By the 1890s, Spiritualists from nearby Camp Chesterfield — ground zero for paranormal investigation in the Hoosier State — were said to be conducting seances to locate the lost gold, thought to be cached near a great rock along the White River. Blodgett never mentioned how “The Fox” died — was he eaten by a wolf? — only that his spirit might have found a new home in the “boggy swamp” next to the river. At some point in fact or fable, The Fox turned into a headless horseman, riding out over area farms, out of barn doors, and even straight up from the soil.
The other ghost lurking around the Burgess farmhouse — “this house of gibbering ghosts” — was rumored to be the phantom of Dr. George Washington Slack, a former inhabitant. Slack had come to Delaware County from Pennsylvania in the 1830s as a 12-year-old settler with his parents. After studying at Rush Medical College in Chicago, Dr. Slack went on to practice medicine in Yorktown and apparently became well known in central Indiana. His eight children probably lived in the house with him — which might have been the original log cabin his parents built. Slack died in January 1886, aged sixty. Burgess misidentifies him as “Cyrus Slack,” then tells the story (perhaps imaginary) of his botched attempt to do himself in.
Here’s the tale.
An article from the Indiana Herald in Huntington suggests that Dr. Slack died of apoplexy. Yet it’s always possible that folklore got the facts correct, since in the case of the suicide of a respectable country doctor, the family might not have shared the full tale with the press and neighbors. The truth about the doctor’s demise remains a mystery. But it seems that like Wa-Sa He-To, he, too, was a candidate for the status of “Headless Horseman.”
Indianapolis News correspondent W.H. Blodgett slept easy that night — at least until he was awakened by an “unearthly noise” in the neighboring bed.
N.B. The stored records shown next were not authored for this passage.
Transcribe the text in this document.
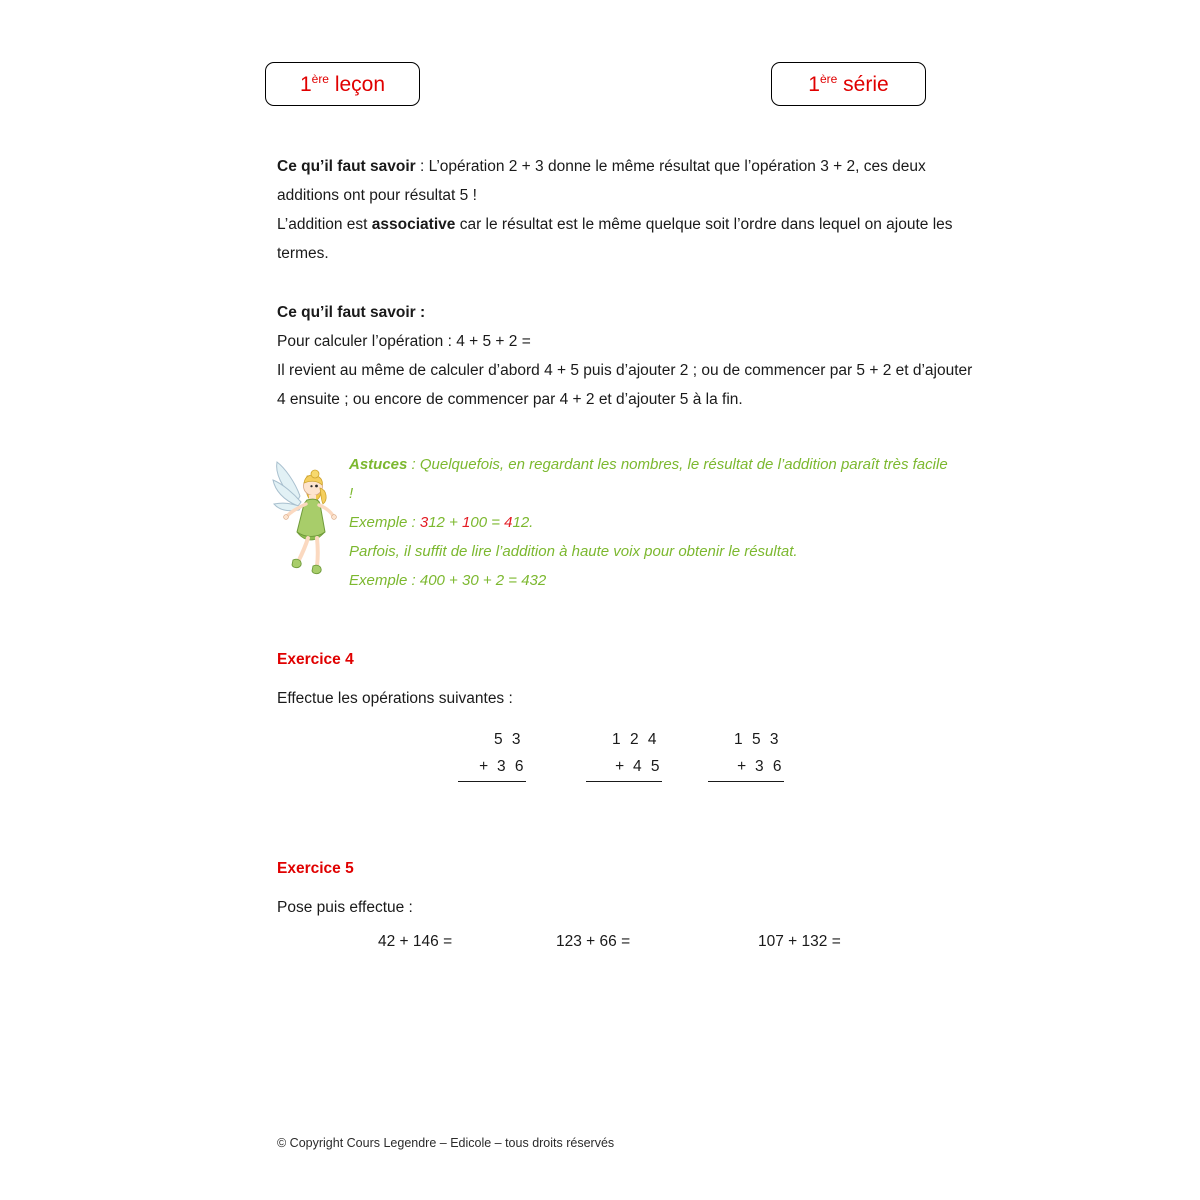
1ère leçon	1ère série

Ce qu’il faut savoir : L’opération 2 + 3 donne le même résultat que l’opération 3 + 2, ces deux additions ont pour résultat 5 !

L’addition est associative car le résultat est le même quelque soit l’ordre dans lequel on ajoute les termes.

Ce qu’il faut savoir :

Pour calculer l’opération : 4 + 5 + 2 =

Il revient au même de calculer d’abord 4 + 5 puis d’ajouter 2 ; ou de commencer par 5 + 2 et d’ajouter 4 ensuite ; ou encore de commencer par 4 + 2 et d’ajouter 5 à la fin.

Astuces : Quelquefois, en regardant les nombres, le résultat de l’addition paraît très facile !

Exemple : 312 + 100 = 412.

Parfois, il suffit de lire l’addition à haute voix pour obtenir le résultat.

Exemple : 400 + 30 + 2 = 432

Exercice 4
Effectue les opérations suivantes :
5 3
+ 3 6
1 2 4
+ 4 5
1 5 3
+ 3 6
Exercice 5
Pose puis effectue :
42 + 146 =	123 + 66 =	107 + 132 =
© Copyright Cours Legendre – Edicole – tous droits réservés
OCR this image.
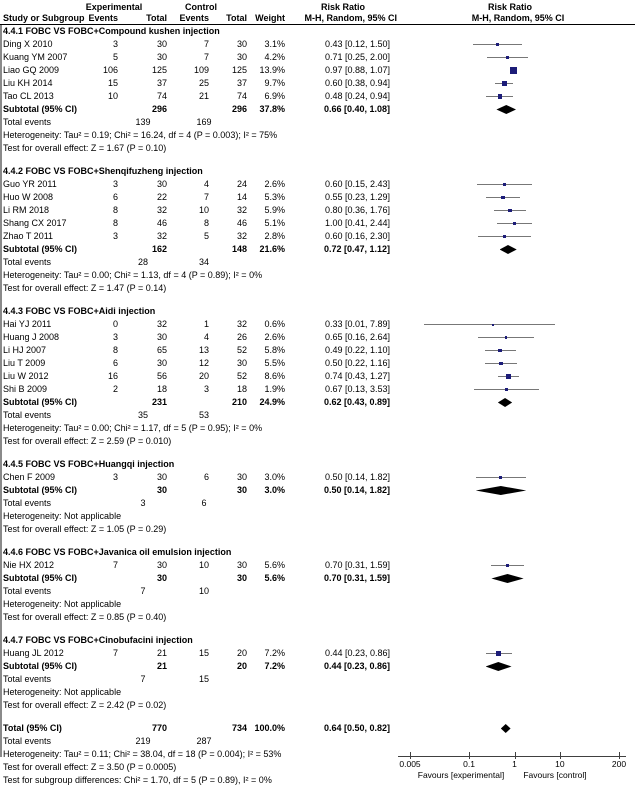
Experimental	Control	Risk Ratio	Risk Ratio
Study or Subgroup Events	Total Events Total Weight M-H, Random, 95% CI	M-H, Random, 95% CI
4.4.1 FOBC VS FOBC+Compound kushen injection
Ding X 2010	3	30	7	30 3.1%	0.43 [0.12, 1.50]
Kuang YM 2007	5	30	7	30 4.2%	0.71 [0.25, 2.00]
Liao GQ 2009	106	125	109	125 13.9%	0.97 [0.88, 1.07]
Liu KH 2014	15	37	25	37 9.7%	0.60 [0.38, 0.94]
Tao CL 2013	10	74	21	74 6.9%	0.48 [0.24, 0.94]
Subtotal (95% CI)	296	296 37.8%	0.66 [0.40, 1.08]
Total events	139	169
Heterogeneity: Tau² = 0.19; Chi² = 16.24, df = 4 (P = 0.003); I² = 75%
Test for overall effect: Z = 1.67 (P = 0.10)
4.4.2 FOBC VS FOBC+Shenqifuzheng injection
Guo YR 2011	3	30	4	24 2.6%	0.60 [0.15, 2.43]
Huo W 2008	6	22	7	14 5.3%	0.55 [0.23, 1.29]
Li RM 2018	8	32	10	32 5.9%	0.80 [0.36, 1.76]
Shang CX 2017	8	46	8	46 5.1%	1.00 [0.41, 2.44]
Zhao T 2011	3	32	5	32 2.8%	0.60 [0.16, 2.30]
Subtotal (95% CI)	162	148 21.6%	0.72 [0.47, 1.12]
Total events	28	34
Heterogeneity: Tau² = 0.00; Chi² = 1.13, df = 4 (P = 0.89); I² = 0%
Test for overall effect: Z = 1.47 (P = 0.14)
4.4.3 FOBC VS FOBC+Aidi injection
Hai YJ 2011	0	32	1	32 0.6%	0.33 [0.01, 7.89]
Huang J 2008	3	30	4	26 2.6%	0.65 [0.16, 2.64]
Li HJ 2007	8	65	13	52 5.8%	0.49 [0.22, 1.10]
Liu T 2009	6	30	12	30 5.5%	0.50 [0.22, 1.16]
Liu W 2012	16	56	20	52 8.6%	0.74 [0.43, 1.27]
Shi B 2009	2	18	3	18 1.9%	0.67 [0.13, 3.53]
Subtotal (95% CI)	231	210 24.9%	0.62 [0.43, 0.89]
Total events	35	53
Heterogeneity: Tau² = 0.00; Chi² = 1.17, df = 5 (P = 0.95); I² = 0%
Test for overall effect: Z = 2.59 (P = 0.010)
4.4.5 FOBC VS FOBC+Huangqi injection
Chen F 2009	3	30	6	30 3.0%	0.50 [0.14, 1.82]
Subtotal (95% CI)	30	30 3.0%	0.50 [0.14, 1.82]
Total events	3	6
Heterogeneity: Not applicable
Test for overall effect: Z = 1.05 (P = 0.29)
4.4.6 FOBC VS FOBC+Javanica oil emulsion injection
Nie HX 2012	7	30	10	30 5.6%	0.70 [0.31, 1.59]
Subtotal (95% CI)	30	30 5.6%	0.70 [0.31, 1.59]
Total events	7	10
Heterogeneity: Not applicable
Test for overall effect: Z = 0.85 (P = 0.40)
4.4.7 FOBC VS FOBC+Cinobufacini injection
Huang JL 2012	7	21	15	20 7.2%	0.44 [0.23, 0.86]
Subtotal (95% CI)	21	20 7.2%	0.44 [0.23, 0.86]
Total events	7	15
Heterogeneity: Not applicable
Test for overall effect: Z = 2.42 (P = 0.02)
Total (95% CI)	770	734 100.0%	0.64 [0.50, 0.82]
Total events	219	287
Heterogeneity: Tau² = 0.11; Chi² = 38.04, df = 18 (P = 0.004); I² = 53%
Test for overall effect: Z = 3.50 (P = 0.0005)
Test for subgroup differences: Chi² = 1.70, df = 5 (P = 0.89), I² = 0%
0.005	0.1	1	10	200
Favours [experimental]	Favours [control]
His traveling companion and fellow ghost-hunter, “Dick,” had started choking, gurgling, and gasping. . . “a muffled call for help.”
“Guess I had the nightmare,” said Dick, finally awakened. Had the horse come after all? “Nightmare” is partly related to Old Norse words for a “night ride,” a “night horse,” or a “mare dream” — and the demon that rides them.
I thought a ghost without a head on a headless horse was chasing me and made me jump over a high cliff, and just as I struck, a fellow all in white was trying to crowd three fingers down my throat. Have you heard any ghosts?
(The Night Mare, based on a painting by Henry Fuseli, 1781.)
“Gus” Burgess later became the postmaster of Yorktown. His brother Clyde — a spitting image — ran a Shell Station there in the 1930s or ’40s.
Inducted into the Indiana Journalism Hall of Fame, William H. Blodgett, born in Illinois in 1857, died in 1924. He is buried at Crown Hill Cemetery in Indianapolis.